Each row of the spreadsheet is like a sheet of paper, on which all of the transactions completed within some average amount of time are batched up and confirmed in what we call a 'block' of transactions. And, as the number of rows grows, the spreadsheet becomes like a stack of sheets of paper that we call a 'blockchain'.
And, instead of having an individual's name at the head of each column--because coming up with 1.15 x 10^77 unique names would be waaayyy too hard, each column is identified with a unique string of random characters...
How do we know that a copy of the transaction history--the blockchain--is correct? Well...
[copies of spreadsheet pop up around the world]
...because ANYone, ANYwhere in the world can have a copy of it, and if a copy does not match everyone else's, it gets ignored.
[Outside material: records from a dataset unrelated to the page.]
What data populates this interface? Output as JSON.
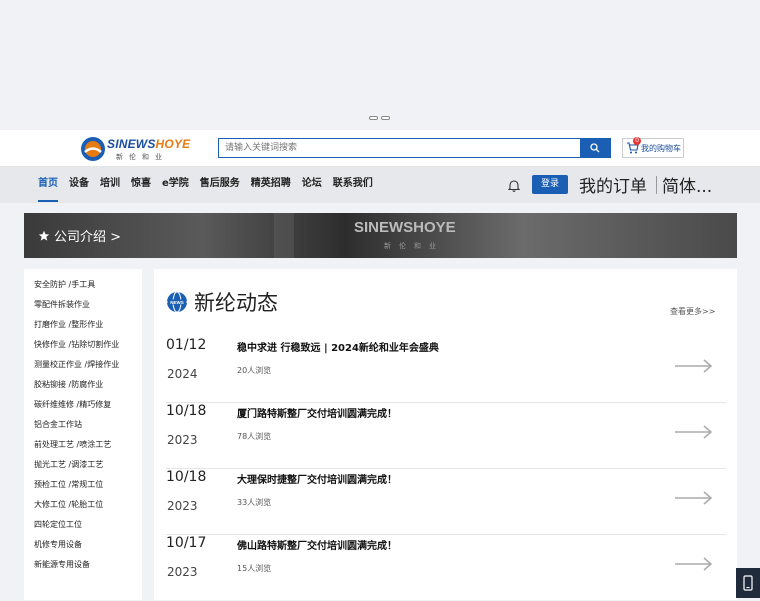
{
  "header": {
    "logo_text_main": "SINEWS",
    "logo_text_accent": "HOYE",
    "logo_sub": "新伦和业",
    "search_placeholder": "请输入关键词搜索",
    "cart_label": "我的购物车",
    "cart_count": "0"
  },
  "nav": {
    "items": [
      {
        "label": "首页"
      },
      {
        "label": "设备"
      },
      {
        "label": "培训"
      },
      {
        "label": "惊喜"
      },
      {
        "label": "e学院"
      },
      {
        "label": "售后服务"
      },
      {
        "label": "精英招聘"
      },
      {
        "label": "论坛"
      },
      {
        "label": "联系我们"
      }
    ],
    "login_label": "登录",
    "orders_label": "我的订单",
    "lang_label": "简体..."
  },
  "banner": {
    "label": "公司介绍 >",
    "brand": "SINEWSHOYE",
    "brand_sub": "新伦和业"
  },
  "sidebar": {
    "items": [
      {
        "label": "安全防护 /手工具"
      },
      {
        "label": "零配件拆装作业"
      },
      {
        "label": "打磨作业 /整形作业"
      },
      {
        "label": "快修作业 /钻除切割作业"
      },
      {
        "label": "测量校正作业 /焊接作业"
      },
      {
        "label": "胶粘铆接 /防腐作业"
      },
      {
        "label": "碳纤维维修 /精巧修复"
      },
      {
        "label": "铝合金工作站"
      },
      {
        "label": "前处理工艺 /喷涂工艺"
      },
      {
        "label": "抛光工艺 /调漆工艺"
      },
      {
        "label": "预检工位 /常规工位"
      },
      {
        "label": "大修工位 /轮胎工位"
      },
      {
        "label": "四轮定位工位"
      },
      {
        "label": "机修专用设备"
      },
      {
        "label": "新能源专用设备"
      }
    ]
  },
  "news": {
    "logo_text": "NEWS",
    "title": "新纶动态",
    "more_label": "查看更多>>",
    "items": [
      {
        "date": "01/12",
        "year": "2024",
        "title": "稳中求进 行稳致远 | 2024新纶和业年会盛典",
        "views": "20人浏览"
      },
      {
        "date": "10/18",
        "year": "2023",
        "title": "厦门路特斯整厂交付培训圆满完成！",
        "views": "78人浏览"
      },
      {
        "date": "10/18",
        "year": "2023",
        "title": "大理保时捷整厂交付培训圆满完成！",
        "views": "33人浏览"
      },
      {
        "date": "10/17",
        "year": "2023",
        "title": "佛山路特斯整厂交付培训圆满完成！",
        "views": "15人浏览"
      }
    ]
  },
  "colors": {
    "brand_blue": "#1a5fb4",
    "accent_orange": "#e87a12"
  }
}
As long as 50%
of those confirming transactions agree one a particular copy of the blockchain, that one *IS* the correct version.
Because everyone is looking over everyone else's shoulder, no one needs to TRUST anyone else, and if anyone fiddles with the numbers in his or her copy of the blockchain, everyone else will know it and ignore that copy.
[red arcs bounce around the globe]
And *THIS* enables us to transfer numbers from one column to another column, no matter... where... in... the world... the parties are... who... control a given column in this immensely wide transaction record.
[hold on final image with multiple red arcs]
...as if national boundaries that keep people apart did not even exist.
How do you secure
Today, there are two general categories of solutions:
Proof of Work and Proof of Stake.
First, with Proof of Work transaction processors confirm the validity of the most recent transactions; whereas with Proof of Stake transaction processors confirm the validity of the most recent transactions.
Next, with Proof of Work the transaction processors record that block of transactions on a page; whereas with Proof of Stake the transaction processors record that block of transactions on a page.
Then, with Proof of Work the transaction processors keep buying lottery tickets that until one eventually buys a winning ticket which is expensive, very tedious, and wasteful; whereas with Proof of Stake the transaction processors take a vote among the holders of the units in the system, like a one-vote-per-share election in a company.
Finally, with both Proof of Work and Proof of Stake the transaction processors add the new page to the stack of all previous transactions and start a new block.
After all that is done, the winning Proof of Work transaction processor collects a prize of some arbitrarily predetermined units for having been the lucky lottery winner; whereas the Proof of Stake transaction processor whose turn it was to confirm the current block receives a share of the transaction fees generated by that block of transactions.
The major difference between Proof of Work and Proof of Stake, is that Proof of Work vests the voting power in the hands of the transaction processors, who might not even hold any units--'coins', 'shares', or whatever one calls them--in the system
; whereas Proof of Stake works like conventional corporate governance, in which each unit-holder gets to vote in proportion to his or her stake in the system.